Clinical characteristics: Hyaline fibromatosis syndrome (HFS) is characterized by hyaline deposits in the papillary dermis and other tissues. It can present at birth or in infancy with severe pain with movement, progressive joint contractures, and often with severe motor disability, thickened skin, and hyperpigmented macules/patches over bony prominences of the joints. Gingival hypertrophy, skin nodules, pearly papules of the face and neck, and perianal masses are common. Complications of protein-losing enteropathy and failure to thrive can be life threatening. Cognitive development is normal. Many children with the severe form (previously called infantile systemic hyalinosis) have a significant risk of morbidity or mortality in early childhood; some with a milder phenotype (previously called juvenile hyaline fibromatosis) survive into adulthood.
Diagnosis/testing: The diagnosis of HFS is established in a proband with characteristic clinical features and/or biallelic pathogenic (or likely pathogenic) variants in ANTXR2 identified by molecular genetic testing.
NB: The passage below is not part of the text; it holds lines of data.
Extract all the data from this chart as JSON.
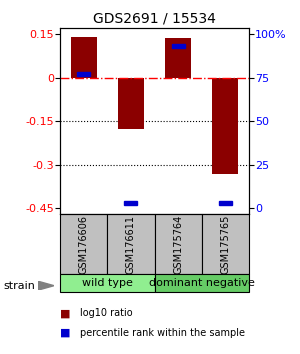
{
  "title": "GDS2691 / 15534",
  "samples": [
    "GSM176606",
    "GSM176611",
    "GSM175764",
    "GSM175765"
  ],
  "log10_ratios": [
    0.14,
    -0.175,
    0.135,
    -0.33
  ],
  "percentile_ranks": [
    77,
    3,
    93,
    3
  ],
  "groups": [
    {
      "label": "wild type",
      "samples": [
        0,
        1
      ],
      "color": "#90EE90"
    },
    {
      "label": "dominant negative",
      "samples": [
        2,
        3
      ],
      "color": "#66CC66"
    }
  ],
  "ylim": [
    -0.47,
    0.17
  ],
  "yticks_left": [
    0.15,
    0.0,
    -0.15,
    -0.3,
    -0.45
  ],
  "ytick_labels_left": [
    "0.15",
    "0",
    "-0.15",
    "-0.3",
    "-0.45"
  ],
  "yticks_right": [
    100,
    75,
    50,
    25,
    0
  ],
  "ytick_labels_right": [
    "100%",
    "75",
    "50",
    "25",
    "0"
  ],
  "bar_color": "#8B0000",
  "blue_color": "#0000CD",
  "bar_width": 0.55,
  "background_color": "#ffffff",
  "title_fontsize": 10,
  "tick_fontsize": 8,
  "sample_label_fontsize": 7,
  "group_label_fontsize": 8,
  "legend_fontsize": 7
}
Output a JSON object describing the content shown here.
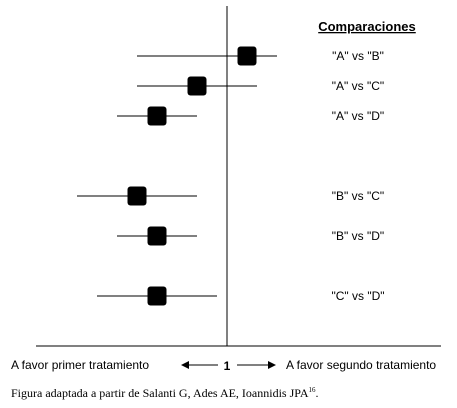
{
  "chart_data": {
    "type": "forest",
    "heading": "Comparaciones",
    "null_value_label": "1",
    "left_label": "A favor primer tratamiento",
    "right_label": "A favor segundo tratamiento",
    "rows": [
      {
        "label": "\"A\" vs \"B\"",
        "estimate": 0.2,
        "lower": -0.9,
        "upper": 0.5
      },
      {
        "label": "\"A\" vs \"C\"",
        "estimate": -0.3,
        "lower": -0.9,
        "upper": 0.3
      },
      {
        "label": "\"A\" vs \"D\"",
        "estimate": -0.7,
        "lower": -1.1,
        "upper": -0.3
      },
      {
        "label": "\"B\" vs \"C\"",
        "estimate": -0.9,
        "lower": -1.5,
        "upper": -0.3
      },
      {
        "label": "\"B\" vs \"D\"",
        "estimate": -0.7,
        "lower": -1.1,
        "upper": -0.3
      },
      {
        "label": "\"C\" vs \"D\"",
        "estimate": -0.7,
        "lower": -1.3,
        "upper": -0.1
      }
    ]
  },
  "caption": {
    "text": "Figura adaptada a partir de Salanti G, Ades AE, Ioannidis JPA",
    "ref": "16",
    "end": "."
  }
}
Skin biopsy may reveal hyaline material accumulation in the dermis or nondiagnostic findings; intestinal biopsy may demonstrate villous atrophy and lymphangiectasia. Skeletal x-rays may reveal osteopenia, periosteal reaction, and lucent lesions.
Management: Treatment of manifestations: Possible nasogastric tube, gastrostomy tube feeding, or parenteral nutrition under supervision of a gastroenterologist and nutritionist; nutrition tailored for the possibility of malabsorption or lymphangiectasia; hydration and albumin infusions for protein-losing enteropathy; physiotherapy for joint contractures can be considered although pain may be problematic; nonsteroidal anti-inflammatory drugs, opiates, and possibly gabapentin for pain; gentle handling; splinting may reduce pain; consultation with a pain management specialist as needed; lesions that obstruct the airway or interfere with feedings can be excised, but may recur; anesthesiologists need to be aware of potential difficulties with endotracheal intubation; perianal masses may be resected; treatment of skin nodules as recommended by dermatology and/or plastic surgery; infections are treated based on the site of infection and causative agent; consider family counseling to manage chronic medical condition.
Surveillance: The following as needed based on clinical presentation: antibody levels and serum albumin; evaluation for gastrointestinal malabsorption; nutrition assessment; history and examination for contracture progression and pain; examination for concerning lesions; examination for oral lesions that affect feeding/nutrition and dental complications; cardiac assessment.
Genetic counseling: HFS is inherited in an autosomal recessive manner. If both parents are known to be heterozygous for an ANTXR2 pathogenic variant, each sib of an affected individual has at conception a 25% chance of being affected, a 50% chance of being unaffected and a carrier, and a 25% chance of being unaffected and not a carrier. Carrier testing for at-risk relatives and prenatal testing for pregnancies at increased risk are possible once the ANTXR2 pathogenic variants have been identified in an affected family member.